Equivalence of mixed and nonconforming methods on general polytopal partitions. Part I: Multiscale and projection methods

TL;DR

This paper investigates the equivalence between mixed and nonconforming finite element methods on general polytopal partitions for variable diffusion problems, focusing on multiscale and projection methods, and establishing new theoretical results.

Contribution

It establishes the first-level equivalence of multiscale methods without oversampling and provides practical criteria for the equivalence of projection methods, extending previous results.

Findings

Equivalence of four multiscale approaches without oversampling

A practical criterion for primal/mixed well-posedness and equivalence

New insights into self-stabilized hybrid methods

Abstract

We study equivalence, in the context of a variable diffusion problem, between (conforming) mixed methods and (primal) nonconforming methods defined on potentially general polytopal partitions.

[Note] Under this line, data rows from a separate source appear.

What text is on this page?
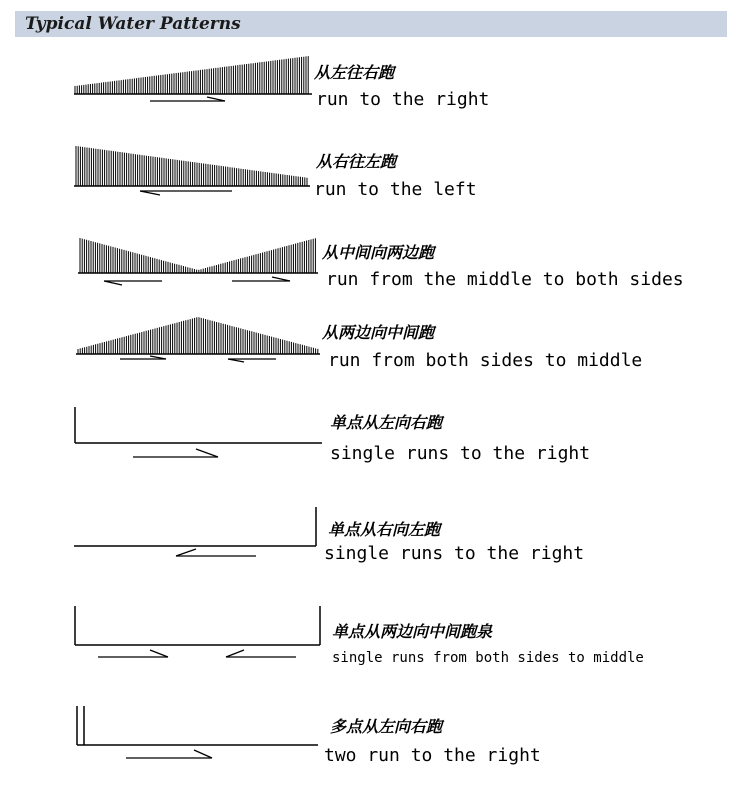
Typical Water Patterns
从左往右跑
run to the right
从右往左跑
run to the left
从中间向两边跑
run from the middle to both sides
从两边向中间跑
run from both sides to middle
单点从左向右跑
single runs to the right
单点从右向左跑
single runs to the right
单点从两边向中间跑泉
single runs from both sides to middle
多点从左向右跑
two run to the right
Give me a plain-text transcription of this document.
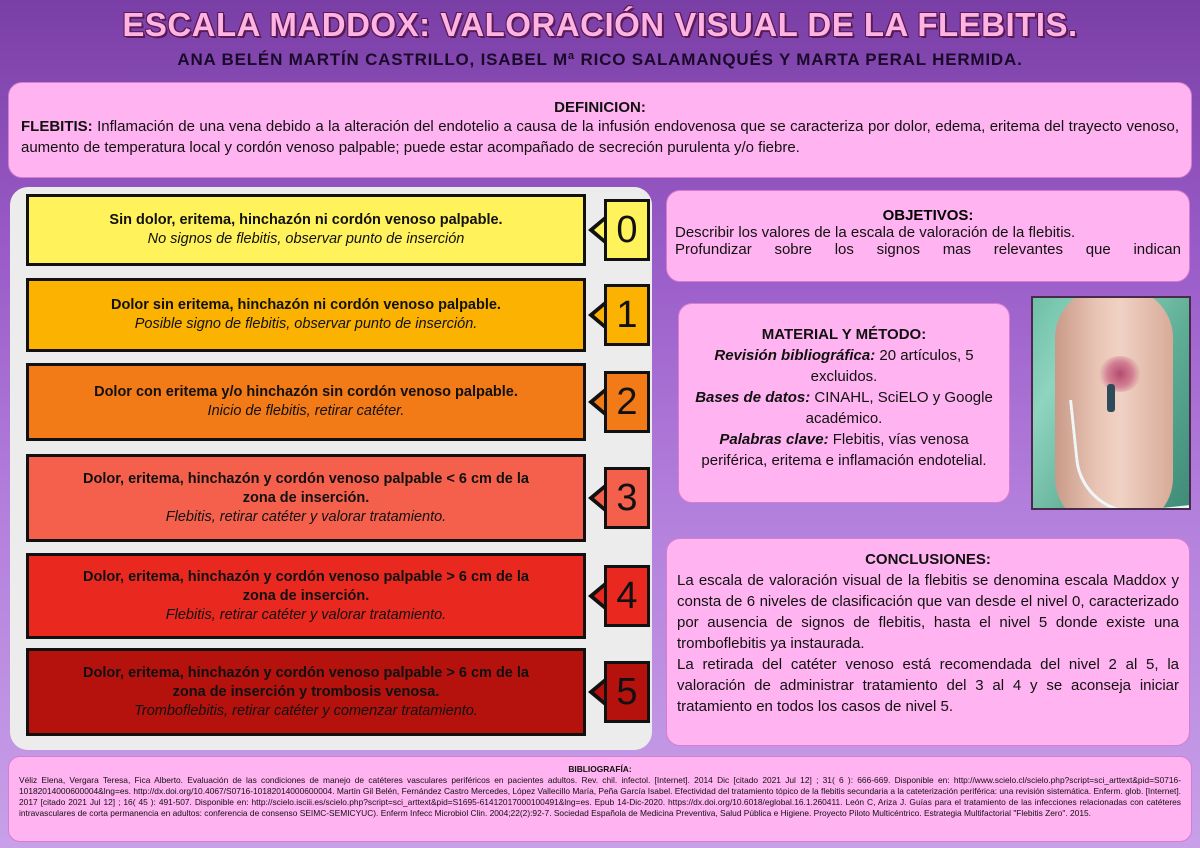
ESCALA MADDOX: VALORACIÓN VISUAL DE LA FLEBITIS.
ANA BELÉN MARTÍN CASTRILLO, ISABEL Mª RICO SALAMANQUÉS Y MARTA PERAL HERMIDA.
DEFINICION:
FLEBITIS: Inflamación de una vena debido a la alteración del endotelio a causa de la infusión endovenosa que se caracteriza por dolor, edema, eritema del trayecto venoso, aumento de temperatura local y cordón venoso palpable; puede estar acompañado de secreción purulenta y/o fiebre.
Sin dolor, eritema, hinchazón ni cordón venoso palpable.
No signos de flebitis, observar punto de inserción	0
Dolor sin eritema, hinchazón ni cordón venoso palpable.
Posible signo de flebitis, observar punto de inserción.	1
Dolor con eritema y/o hinchazón sin cordón venoso palpable.
Inicio de flebitis, retirar catéter.	2
Dolor, eritema, hinchazón y cordón venoso palpable < 6 cm de la
zona de inserción.
Flebitis, retirar catéter y valorar tratamiento.	3
Dolor, eritema, hinchazón y cordón venoso palpable > 6 cm de la
zona de inserción.
Flebitis, retirar catéter y valorar tratamiento.	4
Dolor, eritema, hinchazón y cordón venoso palpable > 6 cm de la
zona de inserción y trombosis venosa.
Tromboflebitis, retirar catéter y comenzar tratamiento.	5
OBJETIVOS:
Describir los valores de la escala de valoración de la flebitis.
Profundizar sobre los signos mas relevantes que indican
MATERIAL Y MÉTODO:
Revisión bibliográfica: 20 artículos, 5 excluidos.
Bases de datos: CINAHL, SciELO y Google académico.
Palabras clave: Flebitis, vías venosa periférica, eritema e inflamación endotelial.
CONCLUSIONES:
La escala de valoración visual de la flebitis se denomina escala Maddox y consta de 6 niveles de clasificación que van desde el nivel 0, caracterizado por ausencia de signos de flebitis, hasta el nivel 5 donde existe una tromboflebitis ya instaurada.
La retirada del catéter venoso está recomendada del nivel 2 al 5, la valoración de administrar tratamiento del 3 al 4 y se aconseja iniciar tratamiento en todos los casos de nivel 5.
BIBLIOGRAFÍA:
Véliz Elena, Vergara Teresa, Fica Alberto. Evaluación de las condiciones de manejo de catéteres vasculares periféricos en pacientes adultos. Rev. chil. infectol. [Internet]. 2014 Dic [citado 2021 Jul 12] ; 31( 6 ): 666-669. Disponible en: http://www.scielo.cl/scielo.php?script=sci_arttext&pid=S0716-10182014000600004&lng=es. http://dx.doi.org/10.4067/S0716-10182014000600004. Martín Gil Belén, Fernández Castro Mercedes, López Vallecillo María, Peña García Isabel. Efectividad del tratamiento tópico de la flebitis secundaria a la cateterización periférica: una revisión sistemática. Enferm. glob. [Internet]. 2017 [citado 2021 Jul 12] ; 16( 45 ): 491-507. Disponible en: http://scielo.isciii.es/scielo.php?script=sci_arttext&pid=S1695-61412017000100491&lng=es. Epub 14-Dic-2020. https://dx.doi.org/10.6018/eglobal.16.1.260411. León C, Ariza J. Guías para el tratamiento de las infecciones relacionadas con catéteres intravasculares de corta permanencia en adultos: conferencia de consenso SEIMC-SEMICYUC). Enferm Infecc Microbiol Clin. 2004;22(2):92-7. Sociedad Española de Medicina Preventiva, Salud Pública e Higiene. Proyecto Piloto Multicéntrico. Estrategia Multifactorial "Flebitis Zero". 2015.
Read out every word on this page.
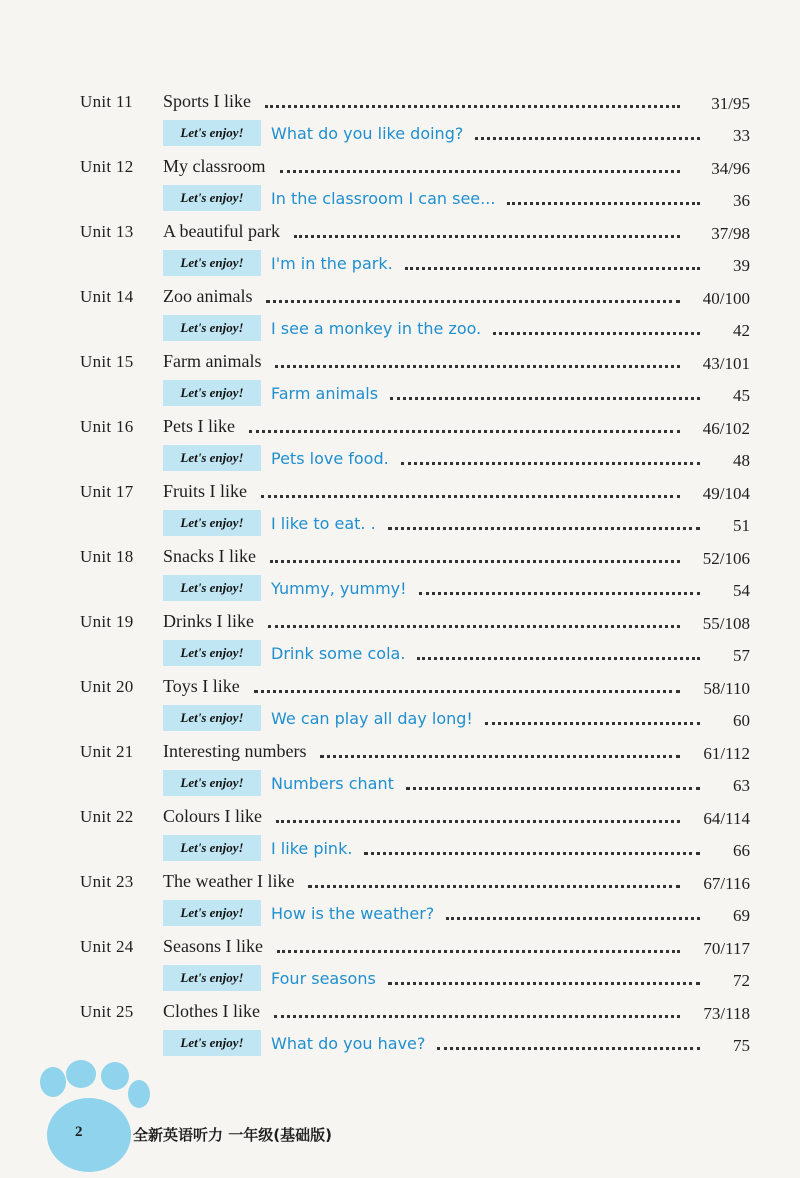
Unit 11 Sports I like	31/95
Let's enjoy!	What do you like doing?	33
Unit 12 My classroom	34/96
Let's enjoy!	In the classroom I can see...	36
Unit 13 A beautiful park	37/98
Let's enjoy!	I'm in the park.	39
Unit 14 Zoo animals	40/100
Let's enjoy!	I see a monkey in the zoo.	42
Unit 15 Farm animals	43/101
Let's enjoy!	Farm animals	45
Unit 16 Pets I like	46/102
Let's enjoy!	Pets love food.	48
Unit 17 Fruits I like	49/104
Let's enjoy!	I like to eat. .	51
Unit 18 Snacks I like	52/106
Let's enjoy!	Yummy, yummy!	54
Unit 19 Drinks I like	55/108
Let's enjoy!	Drink some cola.	57
Unit 20 Toys I like	58/110
Let's enjoy!	We can play all day long!	60
Unit 21 Interesting numbers	61/112
Let's enjoy!	Numbers chant	63
Unit 22 Colours I like	64/114
Let's enjoy!	I like pink.	66
Unit 23 The weather I like	67/116
Let's enjoy!	How is the weather?	69
Unit 24 Seasons I like	70/117
Let's enjoy!	Four seasons	72
Unit 25 Clothes I like	73/118
Let's enjoy!	What do you have?	75
2	全新英语听力 一年级(基础版)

In this first paper of a series of two, we focus on multiscale and projection methods. For multiscale methods, we establish the first-level equivalence between four different (oversampling-free) approaches, thereby broadening the results of [Chaumont-Frelet, Ern, Lemaire, Valentin; M2AN, 2022]. For projection methods, in turn, we provide a simple criterion (to be checked in practice) for primal/mixed well-posedness and equivalence to hold true. In the process, we also shed a new light on some self-stabilized hybrid methods. Part II of this work will address (general) polytopal element methods.